Ship designer Deltamarin has given an update on Project CHEK (de-Carbonising sHipping by Enabling Key technology symbiosis on real vessel concept designs).
This is an EU Horizon 2020-funded project that aims at achieving zero-emissions shipping by re-configuring the ways ships are designed and operated.
The CHEK consortium is led by the University of Vaasa, and the other partners include WMU, Wärtsilä, Cargill, MSC Cruises, Lloyd’s Register, Silverstream Technologies, Hasytec, Deltamarin, Climeon and BAR Technologies.
It focuses on bringing together design optimisation and a combination of innovative energy technologies that operate in symbiosis to reduce greenhouse gas emissions by 99%, achieve at least 50% energy savings and reduce black carbon emissions by over 95%.
The key technologies include sail power, hydrogen propulsion, waste heat recovery, battery electric power, hull air lubrication, innovative anti-fouling technology and digital operational improvements.
Some of the technologies will be demonstrated at full scale with two new vessel designs ‒ an energy-optimised bulk carrier and a hydrogen-powered cruise ship. These are based on real operational profiles.
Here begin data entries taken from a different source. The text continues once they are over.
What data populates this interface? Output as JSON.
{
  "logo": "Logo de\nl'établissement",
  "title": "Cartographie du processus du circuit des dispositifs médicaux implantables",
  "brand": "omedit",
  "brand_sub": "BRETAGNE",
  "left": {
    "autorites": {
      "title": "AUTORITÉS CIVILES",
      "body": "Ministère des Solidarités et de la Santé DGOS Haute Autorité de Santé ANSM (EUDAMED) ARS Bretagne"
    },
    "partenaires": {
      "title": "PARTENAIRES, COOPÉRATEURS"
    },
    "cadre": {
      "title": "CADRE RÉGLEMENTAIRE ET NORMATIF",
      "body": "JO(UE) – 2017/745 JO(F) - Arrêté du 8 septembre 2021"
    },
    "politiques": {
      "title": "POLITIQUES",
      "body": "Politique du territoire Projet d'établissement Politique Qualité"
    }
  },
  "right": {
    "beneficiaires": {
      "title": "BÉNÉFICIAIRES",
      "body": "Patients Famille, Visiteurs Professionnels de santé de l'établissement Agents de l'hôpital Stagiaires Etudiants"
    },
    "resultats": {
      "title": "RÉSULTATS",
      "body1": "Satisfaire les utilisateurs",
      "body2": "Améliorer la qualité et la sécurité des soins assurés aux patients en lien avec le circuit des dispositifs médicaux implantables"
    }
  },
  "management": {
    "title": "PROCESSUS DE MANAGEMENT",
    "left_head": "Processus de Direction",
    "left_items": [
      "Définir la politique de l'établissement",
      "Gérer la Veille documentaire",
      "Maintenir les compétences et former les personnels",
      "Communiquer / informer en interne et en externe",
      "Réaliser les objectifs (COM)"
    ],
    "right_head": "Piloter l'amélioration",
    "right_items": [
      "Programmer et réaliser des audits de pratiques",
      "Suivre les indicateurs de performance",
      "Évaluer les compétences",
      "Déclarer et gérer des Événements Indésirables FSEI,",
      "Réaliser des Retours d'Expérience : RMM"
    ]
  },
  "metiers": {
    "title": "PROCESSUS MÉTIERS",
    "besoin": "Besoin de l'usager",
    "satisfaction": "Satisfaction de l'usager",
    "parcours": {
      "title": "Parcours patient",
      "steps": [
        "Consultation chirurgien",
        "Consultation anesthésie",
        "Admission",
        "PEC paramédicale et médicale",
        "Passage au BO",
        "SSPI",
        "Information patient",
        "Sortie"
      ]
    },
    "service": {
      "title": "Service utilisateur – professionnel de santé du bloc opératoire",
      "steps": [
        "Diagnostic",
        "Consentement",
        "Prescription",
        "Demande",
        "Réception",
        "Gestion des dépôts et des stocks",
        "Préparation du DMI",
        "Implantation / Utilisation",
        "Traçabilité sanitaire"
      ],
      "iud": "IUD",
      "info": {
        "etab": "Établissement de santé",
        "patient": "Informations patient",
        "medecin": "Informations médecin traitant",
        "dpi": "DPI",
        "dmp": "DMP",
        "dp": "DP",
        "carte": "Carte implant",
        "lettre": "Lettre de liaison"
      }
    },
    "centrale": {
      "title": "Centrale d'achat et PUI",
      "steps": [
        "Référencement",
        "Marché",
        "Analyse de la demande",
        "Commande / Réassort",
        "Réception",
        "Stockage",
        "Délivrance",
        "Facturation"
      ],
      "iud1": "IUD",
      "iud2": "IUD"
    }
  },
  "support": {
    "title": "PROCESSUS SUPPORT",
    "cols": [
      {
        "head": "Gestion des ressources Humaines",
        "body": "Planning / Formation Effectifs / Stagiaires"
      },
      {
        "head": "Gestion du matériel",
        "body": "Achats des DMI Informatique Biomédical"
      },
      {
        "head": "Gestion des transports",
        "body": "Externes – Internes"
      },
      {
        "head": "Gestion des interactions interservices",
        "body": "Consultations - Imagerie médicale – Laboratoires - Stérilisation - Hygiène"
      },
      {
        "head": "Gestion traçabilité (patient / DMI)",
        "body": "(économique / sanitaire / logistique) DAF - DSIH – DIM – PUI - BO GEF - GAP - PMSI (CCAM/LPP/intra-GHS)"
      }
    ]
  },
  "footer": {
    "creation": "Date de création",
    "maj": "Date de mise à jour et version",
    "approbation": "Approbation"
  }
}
Deltamarin explained that it plays a central role in the project, including the CHEK case vessel design and digital modelling.
The case ship modelling and optimisation are performed in various generations from ‘digital prototypes’ to ‘digital twins’, including realistic operational profiles, recorded from existing ships.
The final outcome of the project will be a ‘future-proof ship design platform’ that is suitable for all major ship types, not limited to the CHEK case vessels.
Its technical development starting point is Deltamarin’s digital modelling toolbox, including DeltaSeas and DeltaKey, backed up by optimisation methodology developed in the past by both Deltamarin Poland and Deltamarin Finland. Examples of the recent optimisation work were reported in development project INTENS.
In the coming months, CHEK will focus on preparing for real vessel demonstrations. The two CHEK vessels will start sailing at the end of 2022 and will have completed their voyages by 2023.
The whole project is expected to be completed by June, 2024.